Review | The Legend of Zelda: Phantom Hourglass

Nosso herói Link navegava com Tetra (Zelda?) e seus amigos em busca de um suposto Navio Fantasma. Para a surpresa da tripulação, o famigerado Navio aparece. Eles chegam perto no navio e Tetra decide entrar em busca de tesouros. Porém, ao pisar no sinistro navio, este começa a se mover para ir embora. Link tenta se agarrar ao navio, mas cai na água. Ele acorda em uma ilha desconhecida após ter um sonho com Tetra pedindo socorro. Ao abrir os olhos, Link se depara com a fada Ciela, que o ajudará em sua busca. A partir daí, Link correrá atrás de pistas para encontrar o navio e salvar seus amigos. Tanto o visual cartunesco quanto a ambientação de ilhas remete ao título lançado anteriormente, Wind Waker, até porque é uma continuação direta daquela história.

The Legend of Zelda: Phantom Hourglass, lançado exclusivamente no Nintendo DS em 2007, aproveitou a tecnologia do console portátil para apostar em uma jogabilidade 100% touchscreen. Para movimentar o herói Link, basta tocar a tela que ele seguirá naquela direção. Quando mais afastado do centro da tela você tocar, mais rápido Link andará. Os ataques podem ser executados com simples toques nos inimigos ou fazendo linhas na tela para ataques imediatos. Tudo muito intuitivo e eficiente, mas há problemas.

Por vezes, acabamos executando comandos não desejados. O fato de utilizarmos o mesmo objeto para efetuar os toques na tela poderá tirar a agilidade dos comandos. Na jogabilidade tradicional, utilizando botões, é muito mais simples atacar e usar itens enquanto movimenta o personagem. Nos comandos de toque, você deverá fazer apenas um por vez, terá que parar de se movimentar para efetuar o movimento de ataque, e algumas vezes não é tão eficaz. Ao utilizar armas secundárias, o problema aumenta, tudo fica ainda mais travado.

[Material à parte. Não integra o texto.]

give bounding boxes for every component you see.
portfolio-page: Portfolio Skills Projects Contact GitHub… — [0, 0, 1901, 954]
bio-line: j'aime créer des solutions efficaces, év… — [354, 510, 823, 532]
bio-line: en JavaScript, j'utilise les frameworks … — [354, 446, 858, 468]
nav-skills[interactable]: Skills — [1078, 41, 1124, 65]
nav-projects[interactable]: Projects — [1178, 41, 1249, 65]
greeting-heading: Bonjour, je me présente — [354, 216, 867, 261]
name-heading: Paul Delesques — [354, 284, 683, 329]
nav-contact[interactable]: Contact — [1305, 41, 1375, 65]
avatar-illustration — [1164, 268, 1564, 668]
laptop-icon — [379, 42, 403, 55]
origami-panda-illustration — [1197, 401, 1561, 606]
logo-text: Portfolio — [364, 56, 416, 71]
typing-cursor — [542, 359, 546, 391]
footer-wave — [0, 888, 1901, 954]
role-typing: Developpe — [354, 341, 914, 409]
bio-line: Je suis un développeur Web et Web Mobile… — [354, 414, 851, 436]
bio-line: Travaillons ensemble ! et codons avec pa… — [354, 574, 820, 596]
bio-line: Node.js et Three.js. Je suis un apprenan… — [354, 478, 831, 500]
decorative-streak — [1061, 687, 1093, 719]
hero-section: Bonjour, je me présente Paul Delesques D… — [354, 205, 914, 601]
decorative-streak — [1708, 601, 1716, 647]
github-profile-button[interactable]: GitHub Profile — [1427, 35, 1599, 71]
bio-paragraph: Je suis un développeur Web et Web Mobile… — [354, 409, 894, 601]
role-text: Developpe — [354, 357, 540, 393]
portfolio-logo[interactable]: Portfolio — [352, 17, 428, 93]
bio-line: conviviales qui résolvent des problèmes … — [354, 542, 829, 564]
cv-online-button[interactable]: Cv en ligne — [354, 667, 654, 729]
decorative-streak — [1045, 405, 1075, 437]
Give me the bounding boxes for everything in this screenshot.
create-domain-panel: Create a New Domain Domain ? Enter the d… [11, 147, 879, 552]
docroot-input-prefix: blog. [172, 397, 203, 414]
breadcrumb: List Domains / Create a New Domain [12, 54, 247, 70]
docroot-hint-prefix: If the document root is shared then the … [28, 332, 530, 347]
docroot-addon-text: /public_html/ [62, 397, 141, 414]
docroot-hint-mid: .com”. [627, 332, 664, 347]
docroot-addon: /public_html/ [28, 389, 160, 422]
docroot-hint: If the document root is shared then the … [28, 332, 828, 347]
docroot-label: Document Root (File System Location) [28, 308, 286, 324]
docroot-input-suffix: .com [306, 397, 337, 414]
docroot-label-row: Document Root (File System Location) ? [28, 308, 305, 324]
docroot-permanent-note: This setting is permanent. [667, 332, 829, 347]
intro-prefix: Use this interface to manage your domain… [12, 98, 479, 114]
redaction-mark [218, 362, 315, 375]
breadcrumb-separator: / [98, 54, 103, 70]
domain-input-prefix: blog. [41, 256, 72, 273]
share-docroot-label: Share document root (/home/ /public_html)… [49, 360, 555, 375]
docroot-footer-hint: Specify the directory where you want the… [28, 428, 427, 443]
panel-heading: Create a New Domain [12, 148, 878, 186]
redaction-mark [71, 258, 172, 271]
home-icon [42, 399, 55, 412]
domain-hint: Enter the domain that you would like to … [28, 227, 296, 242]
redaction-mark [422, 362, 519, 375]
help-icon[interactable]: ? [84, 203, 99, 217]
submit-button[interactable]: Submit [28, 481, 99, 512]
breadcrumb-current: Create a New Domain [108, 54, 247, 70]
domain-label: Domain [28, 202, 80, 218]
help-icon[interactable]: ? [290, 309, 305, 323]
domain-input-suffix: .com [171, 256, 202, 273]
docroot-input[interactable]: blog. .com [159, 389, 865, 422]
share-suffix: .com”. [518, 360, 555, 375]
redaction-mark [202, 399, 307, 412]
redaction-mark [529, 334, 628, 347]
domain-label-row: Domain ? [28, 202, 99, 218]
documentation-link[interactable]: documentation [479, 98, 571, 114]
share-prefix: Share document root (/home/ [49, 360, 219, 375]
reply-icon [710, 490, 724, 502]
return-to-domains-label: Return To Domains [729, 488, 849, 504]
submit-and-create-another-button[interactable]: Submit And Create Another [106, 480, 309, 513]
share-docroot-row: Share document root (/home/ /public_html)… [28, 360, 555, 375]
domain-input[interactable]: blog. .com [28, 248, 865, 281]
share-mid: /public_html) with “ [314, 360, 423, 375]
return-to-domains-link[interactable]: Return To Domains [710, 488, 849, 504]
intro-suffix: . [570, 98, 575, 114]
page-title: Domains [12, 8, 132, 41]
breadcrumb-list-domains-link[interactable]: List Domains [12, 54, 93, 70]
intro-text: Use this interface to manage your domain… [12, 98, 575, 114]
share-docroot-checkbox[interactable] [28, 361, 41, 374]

Essa limitação em executar comandos simultâneos prejudica a dinâmica dos combates. É claro que o jogo foi desenvolvido pensando nessa limitação, e o fez muito bem, mas não elimina alguns momentos frustrantes. Já a parte de exploração de cenários e resolução dos quebra-cabeças não há muito o que criticar, os comandos de toque são muito agradáveis. Mesmo não havendo grandes dificuldades, os enigmas são divertidos e criativos.

Não bastasse os comandos na tela de toque, tal recurso será utilizado à exaustão. Isso porque você terá os mapas dos locais visitados, e neles poderá fazer rabiscos para marcar coisas importantes. Diversas resoluções de enigmas utilizarão esse recurso de fazer traços no mapa ou mesmo desenhar o contorno da ilha visitada. Apesar do excesso, é divertido de fazer.

E claro, as famosas dungeons estão mais presentes do que nunca. São diversos locais cheios de enigmas para decifrar, muitos deles utilizando desenhos. Por vezes o jogo reaproveita determinadas dungeons, obrigando o jogador a repetir parte delas para acessar novas áreas, e isso se torna cansativo na reta final. Os momentos de navegação também são chatos, onde devemos traçar a rota do navio no mapa e deixar ele seguir sozinho. Enquanto o barco segue, estamos limitados apenas a disparar o canhão ou saltar sobre obstáculos. É possível redefinir a rota, mas esta não é a forma mais eficaz de conduzir um barco nos videogames.

Definitivamente, este não é o melhor título para conhecer a franquia. O estilo de jogabilidade é bem diferente, e por mais que funcione bem na exploração e nos quebra-cabeças, deixa a desejar no combate. Por fugir da jogabilidade tradicional, poderá desagradar ou cansar algumas pessoas. O jogo tem suas qualidades, tentou inovar e pode garantir boas horas de diversão, uma pena que fique cansativo na reta final.